Onderwerp: Bezoek-historie

RSJ S-19/2372/SGA, 4 oktober 2019, schorsing
Uitspraakdatum:04-10-2019

Dit onderwerp bevat de volgende rubrieken.

Nummer          : S-19/2372/SGA

Betreft : [verzoeker]    datum: 4 oktober 2019

De voorzitter van de beroepscommissie als bedoeld in artikel 69, tweede lid, van de Penitentiaire beginselenwet (Pbw) heeft kennisgenomen van een bij het secretariaat van de Raad ingekomen verzoekschrift, ingediend door mr. R. Schreudering, namens […], verder verzoeker te noemen, verblijvende in de penitentiaire inrichting Grave. Verzoeker vraagt om schorsing, met toepassing van artikel 66, eerste lid, van de Pbw, van de (verdere) tenuitvoerlegging van de beslissing van de directeur van voormelde inrichting van 3 oktober 2019, inhoudende de oplegging van een disciplinaire straf van vijf dagen opsluiting in een andere verblijfsruimte dan een strafcel, ingegaan op 3 oktober 2019 om 8:00 uur en eindigend op 8 oktober 2019 om 8:00 uur, wegens fraude bij een urinecontrole. De voorzitter heeft voorts kennisgenomen van het klaagschrift van 3 oktober 2019 alsmede van de schriftelijke inlichtingen van de directeur van 3 oktober 2019.

1.         De beoordeling

De voorzitter stelt voorop dat in het kader van het verzoek om schorsing van de tenuitvoerlegging van een beslissing van de directeur slechts ruimte bestaat voor een voorlopige beoordeling en dat de zaak niet ten gronde kan worden onderzocht en beslist. Aan de orde is daarom slechts de vraag of de beslissing waartegen beklag is ingediend in strijd is met een wettelijk voorschrift dan wel zodanig onredelijk of onbillijk is dat er een spoedeisend belang is om thans over te gaan tot schorsing van de (verdere) tenuitvoerlegging van die beslissing. Naar het oordeel van de voorzitter is dat het geval.

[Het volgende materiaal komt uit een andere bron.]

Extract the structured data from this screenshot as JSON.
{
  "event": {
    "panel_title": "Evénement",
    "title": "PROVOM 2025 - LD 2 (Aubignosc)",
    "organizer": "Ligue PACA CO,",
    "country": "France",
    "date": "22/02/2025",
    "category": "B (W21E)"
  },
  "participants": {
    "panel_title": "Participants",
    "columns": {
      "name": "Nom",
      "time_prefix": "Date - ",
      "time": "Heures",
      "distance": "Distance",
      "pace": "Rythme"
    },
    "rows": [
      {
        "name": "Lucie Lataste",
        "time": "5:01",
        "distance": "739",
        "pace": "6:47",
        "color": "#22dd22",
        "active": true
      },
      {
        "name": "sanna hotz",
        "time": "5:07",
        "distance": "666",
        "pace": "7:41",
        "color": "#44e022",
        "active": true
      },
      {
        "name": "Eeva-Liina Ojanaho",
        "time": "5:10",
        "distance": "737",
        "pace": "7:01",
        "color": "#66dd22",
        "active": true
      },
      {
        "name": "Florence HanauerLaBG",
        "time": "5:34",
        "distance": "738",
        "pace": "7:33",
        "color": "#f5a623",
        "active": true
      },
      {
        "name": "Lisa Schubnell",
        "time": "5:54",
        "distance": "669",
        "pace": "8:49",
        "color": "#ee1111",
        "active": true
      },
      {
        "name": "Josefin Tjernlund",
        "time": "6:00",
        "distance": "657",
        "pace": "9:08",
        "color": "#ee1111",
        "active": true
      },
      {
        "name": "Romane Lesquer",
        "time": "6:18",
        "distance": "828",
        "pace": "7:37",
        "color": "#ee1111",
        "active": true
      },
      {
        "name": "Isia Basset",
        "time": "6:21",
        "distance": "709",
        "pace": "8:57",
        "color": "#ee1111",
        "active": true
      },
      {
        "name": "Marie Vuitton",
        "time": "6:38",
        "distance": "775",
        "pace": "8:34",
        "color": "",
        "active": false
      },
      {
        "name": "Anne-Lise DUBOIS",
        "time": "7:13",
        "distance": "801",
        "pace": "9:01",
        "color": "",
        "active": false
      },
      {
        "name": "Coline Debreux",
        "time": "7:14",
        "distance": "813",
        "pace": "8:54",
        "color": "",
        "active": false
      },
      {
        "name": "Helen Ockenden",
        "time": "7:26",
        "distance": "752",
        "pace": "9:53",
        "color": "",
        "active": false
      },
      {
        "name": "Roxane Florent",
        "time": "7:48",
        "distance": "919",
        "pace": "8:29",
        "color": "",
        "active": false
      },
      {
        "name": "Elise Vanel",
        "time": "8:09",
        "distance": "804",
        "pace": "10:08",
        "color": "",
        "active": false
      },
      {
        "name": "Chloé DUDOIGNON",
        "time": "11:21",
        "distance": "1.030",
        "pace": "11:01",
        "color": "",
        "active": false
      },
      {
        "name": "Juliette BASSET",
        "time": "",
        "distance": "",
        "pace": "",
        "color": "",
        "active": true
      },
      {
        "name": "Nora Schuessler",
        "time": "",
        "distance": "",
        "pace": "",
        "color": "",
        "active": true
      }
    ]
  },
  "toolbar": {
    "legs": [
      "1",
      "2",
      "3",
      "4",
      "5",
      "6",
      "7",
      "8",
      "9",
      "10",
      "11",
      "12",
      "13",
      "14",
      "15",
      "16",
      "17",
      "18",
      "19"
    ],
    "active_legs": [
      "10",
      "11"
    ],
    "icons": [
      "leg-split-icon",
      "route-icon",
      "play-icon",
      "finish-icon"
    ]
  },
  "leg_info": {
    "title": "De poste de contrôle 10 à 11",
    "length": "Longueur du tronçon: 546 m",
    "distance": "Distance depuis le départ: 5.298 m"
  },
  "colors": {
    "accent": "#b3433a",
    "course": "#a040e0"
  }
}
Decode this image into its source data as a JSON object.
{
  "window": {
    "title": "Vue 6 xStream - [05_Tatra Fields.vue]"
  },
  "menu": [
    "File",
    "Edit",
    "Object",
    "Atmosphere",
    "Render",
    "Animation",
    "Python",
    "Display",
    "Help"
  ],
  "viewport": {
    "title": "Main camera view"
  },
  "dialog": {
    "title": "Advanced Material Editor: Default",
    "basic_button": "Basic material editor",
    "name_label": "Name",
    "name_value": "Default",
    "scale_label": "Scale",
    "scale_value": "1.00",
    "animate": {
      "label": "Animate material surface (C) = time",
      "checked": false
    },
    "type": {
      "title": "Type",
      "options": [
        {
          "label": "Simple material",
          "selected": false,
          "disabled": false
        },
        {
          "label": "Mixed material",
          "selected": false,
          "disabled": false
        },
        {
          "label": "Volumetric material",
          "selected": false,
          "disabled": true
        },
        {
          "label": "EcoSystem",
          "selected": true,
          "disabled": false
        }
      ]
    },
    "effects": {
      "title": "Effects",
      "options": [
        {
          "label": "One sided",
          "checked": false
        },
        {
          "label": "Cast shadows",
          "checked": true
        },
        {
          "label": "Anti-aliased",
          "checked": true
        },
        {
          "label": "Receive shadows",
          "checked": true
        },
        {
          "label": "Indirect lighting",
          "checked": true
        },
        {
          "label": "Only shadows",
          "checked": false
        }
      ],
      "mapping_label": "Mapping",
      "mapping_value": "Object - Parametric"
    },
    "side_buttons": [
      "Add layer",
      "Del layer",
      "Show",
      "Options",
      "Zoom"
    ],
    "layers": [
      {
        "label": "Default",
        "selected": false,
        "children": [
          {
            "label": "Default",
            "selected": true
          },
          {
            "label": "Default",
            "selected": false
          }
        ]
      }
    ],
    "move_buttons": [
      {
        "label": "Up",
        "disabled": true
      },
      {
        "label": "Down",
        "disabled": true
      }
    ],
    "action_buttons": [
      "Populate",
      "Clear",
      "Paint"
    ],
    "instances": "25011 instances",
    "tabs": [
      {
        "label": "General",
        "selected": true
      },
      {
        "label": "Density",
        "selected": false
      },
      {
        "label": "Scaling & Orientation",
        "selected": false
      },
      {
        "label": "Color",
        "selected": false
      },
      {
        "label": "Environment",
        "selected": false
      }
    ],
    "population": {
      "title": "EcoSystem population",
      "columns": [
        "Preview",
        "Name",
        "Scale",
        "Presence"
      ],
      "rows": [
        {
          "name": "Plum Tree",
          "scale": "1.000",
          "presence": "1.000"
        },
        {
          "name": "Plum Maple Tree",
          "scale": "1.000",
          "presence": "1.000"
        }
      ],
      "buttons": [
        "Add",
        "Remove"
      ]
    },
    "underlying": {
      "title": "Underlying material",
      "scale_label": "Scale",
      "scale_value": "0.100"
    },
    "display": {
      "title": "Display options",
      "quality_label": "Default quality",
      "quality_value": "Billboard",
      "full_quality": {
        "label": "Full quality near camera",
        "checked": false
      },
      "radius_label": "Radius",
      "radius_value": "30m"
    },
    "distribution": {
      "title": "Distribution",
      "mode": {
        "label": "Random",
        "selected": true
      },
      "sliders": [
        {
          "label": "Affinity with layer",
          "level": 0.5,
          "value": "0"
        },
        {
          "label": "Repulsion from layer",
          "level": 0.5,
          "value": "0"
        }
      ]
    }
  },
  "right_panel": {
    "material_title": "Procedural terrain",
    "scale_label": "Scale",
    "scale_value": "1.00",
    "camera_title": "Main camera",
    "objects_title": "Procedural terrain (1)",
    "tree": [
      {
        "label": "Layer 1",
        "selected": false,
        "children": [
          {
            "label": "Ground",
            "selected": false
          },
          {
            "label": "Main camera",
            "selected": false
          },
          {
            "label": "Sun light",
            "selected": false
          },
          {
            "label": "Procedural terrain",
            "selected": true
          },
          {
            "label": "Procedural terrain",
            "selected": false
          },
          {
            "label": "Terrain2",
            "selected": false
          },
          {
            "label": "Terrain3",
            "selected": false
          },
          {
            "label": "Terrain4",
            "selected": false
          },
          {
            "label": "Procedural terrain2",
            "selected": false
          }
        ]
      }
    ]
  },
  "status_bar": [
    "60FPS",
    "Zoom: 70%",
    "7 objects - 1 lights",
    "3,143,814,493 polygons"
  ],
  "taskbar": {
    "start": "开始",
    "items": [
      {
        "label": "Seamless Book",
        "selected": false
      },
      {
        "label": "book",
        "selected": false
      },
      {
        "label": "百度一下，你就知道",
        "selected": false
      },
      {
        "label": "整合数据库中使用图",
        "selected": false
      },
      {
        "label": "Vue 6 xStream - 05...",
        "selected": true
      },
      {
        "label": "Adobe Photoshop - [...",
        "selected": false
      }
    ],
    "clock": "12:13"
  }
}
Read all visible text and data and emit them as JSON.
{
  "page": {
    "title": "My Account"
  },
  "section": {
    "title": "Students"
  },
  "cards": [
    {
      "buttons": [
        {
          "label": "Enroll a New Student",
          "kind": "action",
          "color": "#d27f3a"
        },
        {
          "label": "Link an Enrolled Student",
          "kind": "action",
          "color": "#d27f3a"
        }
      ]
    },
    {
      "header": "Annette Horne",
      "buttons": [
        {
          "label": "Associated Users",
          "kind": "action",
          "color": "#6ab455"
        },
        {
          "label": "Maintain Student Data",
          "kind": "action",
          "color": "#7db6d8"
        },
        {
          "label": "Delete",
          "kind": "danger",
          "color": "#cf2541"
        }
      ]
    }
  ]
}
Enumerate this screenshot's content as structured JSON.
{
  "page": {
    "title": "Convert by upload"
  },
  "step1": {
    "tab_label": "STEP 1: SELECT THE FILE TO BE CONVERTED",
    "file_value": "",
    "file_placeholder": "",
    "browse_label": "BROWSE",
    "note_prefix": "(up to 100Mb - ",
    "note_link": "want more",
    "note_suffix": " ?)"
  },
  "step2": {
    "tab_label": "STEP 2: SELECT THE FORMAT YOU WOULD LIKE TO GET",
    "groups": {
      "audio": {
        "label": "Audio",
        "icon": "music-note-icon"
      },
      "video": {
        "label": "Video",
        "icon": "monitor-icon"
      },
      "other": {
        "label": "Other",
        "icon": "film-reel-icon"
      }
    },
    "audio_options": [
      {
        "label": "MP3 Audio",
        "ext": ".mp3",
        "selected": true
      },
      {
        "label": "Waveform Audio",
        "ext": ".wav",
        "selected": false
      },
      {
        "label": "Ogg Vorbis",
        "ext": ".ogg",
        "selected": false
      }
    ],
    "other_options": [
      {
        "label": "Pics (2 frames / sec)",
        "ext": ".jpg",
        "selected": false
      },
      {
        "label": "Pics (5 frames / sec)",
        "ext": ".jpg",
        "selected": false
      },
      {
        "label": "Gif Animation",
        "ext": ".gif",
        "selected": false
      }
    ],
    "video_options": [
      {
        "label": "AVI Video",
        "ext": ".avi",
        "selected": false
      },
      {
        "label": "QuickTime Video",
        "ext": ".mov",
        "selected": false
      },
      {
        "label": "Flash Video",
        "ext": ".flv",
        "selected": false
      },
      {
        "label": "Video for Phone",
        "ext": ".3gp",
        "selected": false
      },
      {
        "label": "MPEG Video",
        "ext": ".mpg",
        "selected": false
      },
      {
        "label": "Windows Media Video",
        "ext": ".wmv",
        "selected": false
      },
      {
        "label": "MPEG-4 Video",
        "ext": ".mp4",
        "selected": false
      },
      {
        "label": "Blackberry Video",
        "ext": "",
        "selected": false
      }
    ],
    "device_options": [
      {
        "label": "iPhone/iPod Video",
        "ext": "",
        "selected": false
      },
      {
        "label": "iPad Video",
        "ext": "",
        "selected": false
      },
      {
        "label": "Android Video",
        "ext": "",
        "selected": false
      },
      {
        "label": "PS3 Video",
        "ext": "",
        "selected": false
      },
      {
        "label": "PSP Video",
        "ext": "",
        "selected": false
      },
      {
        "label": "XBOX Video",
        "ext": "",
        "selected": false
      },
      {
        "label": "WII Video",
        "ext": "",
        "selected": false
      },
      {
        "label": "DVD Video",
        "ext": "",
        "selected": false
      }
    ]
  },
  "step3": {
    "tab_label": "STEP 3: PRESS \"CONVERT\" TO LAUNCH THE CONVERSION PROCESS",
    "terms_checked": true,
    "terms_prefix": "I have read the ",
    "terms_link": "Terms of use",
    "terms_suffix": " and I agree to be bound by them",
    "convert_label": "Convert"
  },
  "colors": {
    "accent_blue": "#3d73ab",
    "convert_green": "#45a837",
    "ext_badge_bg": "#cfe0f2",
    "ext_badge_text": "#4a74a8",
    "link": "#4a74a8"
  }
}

Namens verzoeker wordt gesteld dat hij na moeite in een verkeerd potje had geplast en daarna niet nogmaals kon plassen. Volgens hem heeft het personeel hem daarom verzocht om veel water en thee te drinken. Omdat het drinken van veel water effect kan hebben op de creatininewaarde, stelt verzoeker dat niet met zekerheid kan worden geoordeeld dat hij heeft gefraudeerd.

Uit de inlichtingen van de directeur, waaronder het schriftelijk verslag van 2 oktober 2019, volgt dat op 29 september 2019 bij verzoeker een urinecontrole is afgenomen.  De directeur geeft aan dat verzoeker niet meteen urine kon produceren waarop hij in een afzonderingscel is geplaatst en daar alsnog in de gelegenheid is gesteld urine te produceren. Volgens de directeur is toen duidelijk de procedure aan verzoeker uitgelegd. Vervolgens plaste verzoeker in een verkeerd potje waardoor de urine niet bruikbaar was. Daarna is verzoeker teruggebracht naar zijn cel en is met hem afgesproken dat zodra hij weer urine kon produceren, alsnog een urinecontrole zou worden afgenomen. Vervolgens heeft verzoeker dit onder direct visueel toezicht gedaan en scoorde hij een te laag creatininegehalte. De directeur geeft aan dat een te laag creatininegehalte duidt op fraude en dat dit op grond van de huisregels een strafwaardig feit is. Gelet op het voorgaande kon de directeur in redelijkheid een sanctie aan verzoeker opleggen. Echter, de voorzitter veronderstelt dat het de eerste keer was dat verzoeker een te laag creatininegehalte bij een urinecontrole had, nu uit de verstrekte informatie niet anderszins is gebleken. Gelet op de thans geldende Sanctiekaart had de directeur in dat geval kunnen volstaan met een waarschuwing. Nu de directeur geen bijzondere feiten of omstandigheden heeft aangevoerd die een afwijking van voormeld sanctiebeleid kunnen rechtvaardigen, heeft de directeur de bestreden beslissing naar het voorlopig oordeel van de voorzitter niet in redelijkheid kunnen nemen. Het verzoek zal daarom worden toegewezen en de tenuitvoerlegging van de bestreden beslissing zal met onmiddellijke ingang worden geschorst.

2.         De uitspraak

De voorzitter wijst het verzoek toe en schorst de tenuitvoerlegging van de beslissing met onmiddellijke ingang tot het moment dat de beklagcommissie op het onderliggende beklag zal hebben beslist.

Aldus gedaan door mr. R.H. Koning, voorzitter, in tegenwoordigheid van mr. S.C. Vogel, secretaris, op 4 oktober 2019.